[Skiboot] [PATCH] occ: Filter out entries from Pmin to Pmax in pstate table
Balbir Singh
bsingharora at gmail.com
Mon Apr 18 18:24:36 AEST 2016
>>
>> I was wondering if we just expose all the pstates including p_min and p_max and
>> nr_pstates, the OS might be better at filtering states and implementing the
>> right thing in the future without requiring a reboot (may be in the future).

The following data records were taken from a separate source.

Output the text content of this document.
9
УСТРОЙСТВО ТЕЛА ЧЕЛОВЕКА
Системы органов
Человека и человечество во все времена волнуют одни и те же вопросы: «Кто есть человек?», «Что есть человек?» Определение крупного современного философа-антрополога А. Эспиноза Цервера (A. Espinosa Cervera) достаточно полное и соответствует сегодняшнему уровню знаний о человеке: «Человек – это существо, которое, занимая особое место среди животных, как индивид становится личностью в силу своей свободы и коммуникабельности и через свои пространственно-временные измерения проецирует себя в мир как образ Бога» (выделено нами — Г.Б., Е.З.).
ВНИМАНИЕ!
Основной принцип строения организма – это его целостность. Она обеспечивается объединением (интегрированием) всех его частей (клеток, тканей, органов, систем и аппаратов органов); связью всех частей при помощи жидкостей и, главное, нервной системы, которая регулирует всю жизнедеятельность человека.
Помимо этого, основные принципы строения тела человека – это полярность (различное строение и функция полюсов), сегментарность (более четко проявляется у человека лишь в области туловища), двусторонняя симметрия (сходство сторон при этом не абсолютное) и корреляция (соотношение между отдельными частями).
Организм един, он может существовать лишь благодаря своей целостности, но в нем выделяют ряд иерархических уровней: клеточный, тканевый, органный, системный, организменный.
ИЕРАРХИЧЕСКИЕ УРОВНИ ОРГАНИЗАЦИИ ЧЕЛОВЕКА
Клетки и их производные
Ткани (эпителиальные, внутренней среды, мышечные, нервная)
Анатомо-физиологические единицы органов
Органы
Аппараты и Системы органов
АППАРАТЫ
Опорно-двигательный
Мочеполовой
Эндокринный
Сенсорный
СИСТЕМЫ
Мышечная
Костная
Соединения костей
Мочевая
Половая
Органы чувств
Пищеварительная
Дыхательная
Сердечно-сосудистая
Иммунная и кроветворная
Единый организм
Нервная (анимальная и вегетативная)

>> We might be able to show turbo p-states and show them as disabled in the OS
>
> Hi Balbir,
>
> There are two scenarios of turbo mode control:
> (a) OS driven policy:
>
> This is the case you are talking about where we would like Linux OS
> cpufreq driver to control the limits of cpu frequency scaling in order
> to drive responsiveness and efficiency for workloads.
>
> We can do this today by setting the max scaling frequency limit in
> ondemand and performance governor and we can have tuned profiles to
> make this simple for end users.
>
> We have the full cpu frequency range including exposed to cpu-freq
> driver and also the min/nominal/max frequency is available in sysfs to
> set the required policy.
>
> We can disable turbo mode today by setting max scaling frequency to
> the current nominal frequency.
>
> (b) Firmware driven policy:
>
> This is the case Shilpa's fix addresses. The goal here is to have an
> equivalent of BIOS based settings that is consistent across different
> OS instances and limits the policies that OS can use.
>
> Turbo mode disable in scenario (a) can be done by setting cpu-freq
> driver limits. However for case (b) we need to filter out the allowed
> range and tell Linux only the PStates that Linux will be allowed to
> set.
>
> OCC will limit the range and today if the PState requested by Linux is
> not granted by OCC then we assume a power cap or throttle situation
> and do not expect to have a cpu freq policy conflict between OCC and
> Linux.
>
Hi, Vaidy
I understand (a) and (b) and the patch looks good, however, I was just wondering
if keeping the future in mind lets consider the following p-states
p_min, p_1, p_2, ..., p_max
p_max will change based on settings by OCC
p_min, p_1, p_2, ..., current p_max, ..., tp_max
If OCC in the future were to ever make tp_max dynamic (change without reboot), the
current code would require a reboot, we could support it.
But I realize that this is beyond the scope of this patch.